Title of Submission
Higher Order Tsunami Simulations and Novel Solution Methods
Degree Program
Computing, PhD
Major Advisor Name
Donna Calhoun
Type of Submission
Scholarly Poster
Abstract
Often caused with little to no warning, tsunamis can cause devastating damage to coastal cities and island communities. When a tsunami occurs, it is imperative for first responders and public safety officials to have accurate information about where the tsunami will make landfall and how big the waves are projected to be. Tsunamis can be modeled using a set of equations called the Shallow Water Equations, derived from the Navier-Stokes equations for fluid momentum. A higher order model called the Dispersive Shallow Water Equations can be formulated with a higher order analysis from the Navier-Stokes equations.
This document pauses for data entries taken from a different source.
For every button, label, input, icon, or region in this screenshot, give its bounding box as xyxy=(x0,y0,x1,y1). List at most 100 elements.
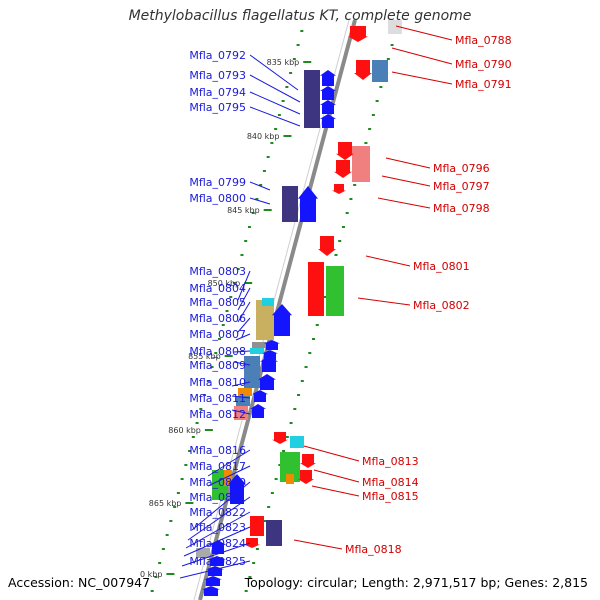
label-leader-left xyxy=(249,181,271,191)
track-dot-left xyxy=(270,142,274,144)
gene-label-mfla_0818: Mfla_0818 xyxy=(345,543,402,556)
gene-label-mfla_0809: Mfla_0809 xyxy=(189,359,246,372)
label-leader-right xyxy=(381,175,431,187)
track-dot-left xyxy=(240,254,244,256)
label-leader-left xyxy=(249,197,271,205)
gene-block xyxy=(266,520,282,546)
gene-label-mfla_0820: Mfla_0820 xyxy=(189,476,246,489)
label-leader-left xyxy=(231,409,251,415)
track-dot-right xyxy=(278,464,282,466)
gene-label-mfla_0805: Mfla_0805 xyxy=(189,296,246,309)
track-dot-left xyxy=(180,478,184,480)
gene-label-mfla_0810: Mfla_0810 xyxy=(189,376,246,389)
track-dot-left xyxy=(210,366,214,368)
gene-block xyxy=(196,548,210,558)
label-leader-left xyxy=(187,496,251,541)
gene-label-mfla_0812: Mfla_0812 xyxy=(189,408,246,421)
track-dot-left xyxy=(232,282,236,284)
gene-label-mfla_0802: Mfla_0802 xyxy=(413,299,470,312)
gene-label-mfla_0825: Mfla_0825 xyxy=(189,555,246,568)
track-dot-left xyxy=(255,198,259,200)
track-dot-right xyxy=(304,366,308,368)
track-dot-right xyxy=(270,492,274,494)
track-dot-right xyxy=(255,548,259,550)
gene-label-mfla_0801: Mfla_0801 xyxy=(413,260,470,273)
gene-arrow xyxy=(210,540,226,554)
track-dot-left xyxy=(173,506,177,508)
label-leader-right xyxy=(385,157,431,169)
track-dot-right xyxy=(334,254,338,256)
label-leader-left xyxy=(233,350,251,353)
gene-label-mfla_0813: Mfla_0813 xyxy=(362,455,419,468)
gene-arrow xyxy=(298,470,314,484)
track-dot-right xyxy=(267,506,271,508)
gene-label-mfla_0806: Mfla_0806 xyxy=(189,312,246,325)
gene-block xyxy=(280,452,300,482)
kbp-label: 855 kbp xyxy=(188,352,221,361)
track-dot-left xyxy=(169,520,173,522)
label-leader-right xyxy=(293,539,343,550)
track-dot-right xyxy=(293,408,297,410)
track-dot-left xyxy=(188,450,192,452)
gene-label-mfla_0817: Mfla_0817 xyxy=(189,460,246,473)
gene-arrow xyxy=(334,160,352,178)
label-leader-right xyxy=(313,469,360,483)
gene-label-mfla_0807: Mfla_0807 xyxy=(189,328,246,341)
track-dot-left xyxy=(277,114,281,116)
gene-block xyxy=(244,356,260,388)
gene-arrow xyxy=(318,236,336,256)
track-dot-right xyxy=(349,198,353,200)
gene-arrow xyxy=(264,340,280,350)
track-dot-right xyxy=(308,352,312,354)
gene-label-mfla_0822: Mfla_0822 xyxy=(189,506,246,519)
track-dot-left xyxy=(161,548,165,550)
label-leader-left xyxy=(249,54,299,91)
gene-arrow xyxy=(260,356,278,372)
track-dot-right xyxy=(289,422,293,424)
label-leader-left xyxy=(237,301,251,323)
label-leader-right xyxy=(391,47,453,65)
gene-arrow xyxy=(320,114,336,128)
label-leader-left xyxy=(237,287,251,311)
track-dot-left xyxy=(203,394,207,396)
track-dot-right xyxy=(338,240,342,242)
gene-arrow xyxy=(252,390,268,402)
track-dot-right xyxy=(285,436,289,438)
gene-block xyxy=(250,516,264,536)
gene-block xyxy=(286,474,294,484)
track-dot-left xyxy=(214,352,218,354)
track-dot-right xyxy=(364,142,368,144)
gene-block xyxy=(388,20,402,34)
gene-label-mfla_0808: Mfla_0808 xyxy=(189,345,246,358)
gene-label-mfla_0798: Mfla_0798 xyxy=(433,202,490,215)
track-dot-right xyxy=(297,394,301,396)
gene-label-mfla_0797: Mfla_0797 xyxy=(433,180,490,193)
track-dot-right xyxy=(282,450,286,452)
gene-arrow xyxy=(336,142,354,160)
label-leader-left xyxy=(249,106,301,127)
gene-label-mfla_0796: Mfla_0796 xyxy=(433,162,490,175)
gene-block xyxy=(308,262,324,316)
label-leader-left xyxy=(231,395,251,399)
label-leader-left xyxy=(191,481,251,531)
gene-arrow xyxy=(250,404,266,418)
kbp-label: 860 kbp xyxy=(168,426,201,435)
track-dot-right xyxy=(323,296,327,298)
gene-label-mfla_0811: Mfla_0811 xyxy=(189,392,246,405)
gene-block xyxy=(262,298,274,306)
label-leader-right xyxy=(311,485,360,497)
gene-label-mfla_0791: Mfla_0791 xyxy=(455,78,512,91)
kbp-label: 840 kbp xyxy=(247,132,280,141)
gene-block xyxy=(256,300,274,340)
gene-label-mfla_0800: Mfla_0800 xyxy=(189,192,246,205)
gene-label-mfla_0814: Mfla_0814 xyxy=(362,476,419,489)
label-leader-right xyxy=(365,255,411,267)
gene-arrow xyxy=(244,538,260,548)
track-dot-left xyxy=(229,296,233,298)
track-dot-right xyxy=(341,226,345,228)
track-dot-left xyxy=(236,268,240,270)
gene-arrow xyxy=(202,586,220,596)
label-leader-left xyxy=(237,317,251,333)
track-dot-left xyxy=(165,534,169,536)
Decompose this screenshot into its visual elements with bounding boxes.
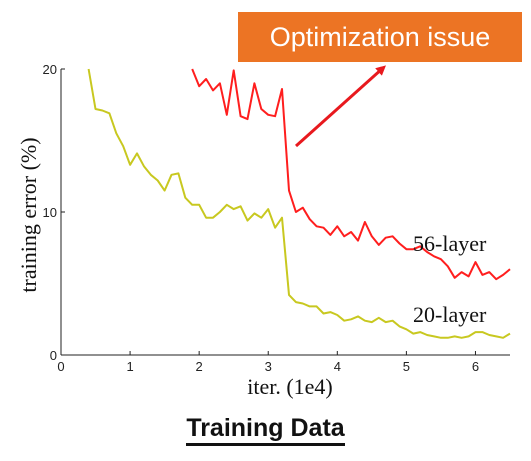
y-axis-title: training error (%) bbox=[16, 137, 41, 292]
y-tick-label: 20 bbox=[43, 62, 57, 77]
x-axis-title: iter. (1e4) bbox=[247, 374, 333, 399]
training-data-caption: Training Data bbox=[0, 414, 531, 446]
x-tick-label: 3 bbox=[265, 359, 272, 374]
x-tick-label: 6 bbox=[472, 359, 479, 374]
y-tick-label: 10 bbox=[43, 205, 57, 220]
x-tick-label: 1 bbox=[126, 359, 133, 374]
series-layer bbox=[87, 68, 511, 339]
x-tick-label: 0 bbox=[57, 359, 64, 374]
series-line-56-layer bbox=[191, 68, 511, 281]
x-tick-label: 2 bbox=[196, 359, 203, 374]
caption-text: Training Data bbox=[186, 414, 345, 446]
y-tick-label: 0 bbox=[50, 348, 57, 363]
series-label-56-layer: 56-layer bbox=[413, 231, 487, 256]
series-line-20-layer bbox=[87, 68, 511, 339]
series-label-20-layer: 20-layer bbox=[413, 302, 487, 327]
x-tick-label: 4 bbox=[334, 359, 341, 374]
callout-arrow bbox=[294, 65, 386, 148]
optimization-issue-callout: Optimization issue bbox=[238, 12, 522, 62]
x-tick-label: 5 bbox=[403, 359, 410, 374]
tick-group: 0 1 2 3 4 5 6 0 10 20 bbox=[43, 62, 480, 374]
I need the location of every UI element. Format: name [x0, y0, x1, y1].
Although this higher order model is more accurate and captures better physics, it is more computationally expensive to work with. To efficiently solve the Dispersive Shallow Water Equations, we are implementing a novel partial differential equation (PDE) solver called the Hierarchical Poincaré-Steklov (HPS) method. The HPS method is a direct solver for elliptic PDEs that works by building a global solution operator by recursively merging small sections of the grid called patches. We are implementing the HPS method to work with a technique called adaptive mesh refinement (AMR) to allow the user to solve with high resolution where needed, and low resolution where not needed. We show that our current implementation is comparable in speed and accuracy to the highly efficient FISHPACK solver for elliptic PDEs. We are currently working on implementing the HPS method in parallel on CPUs and GPUs to run on supercomputer architectures.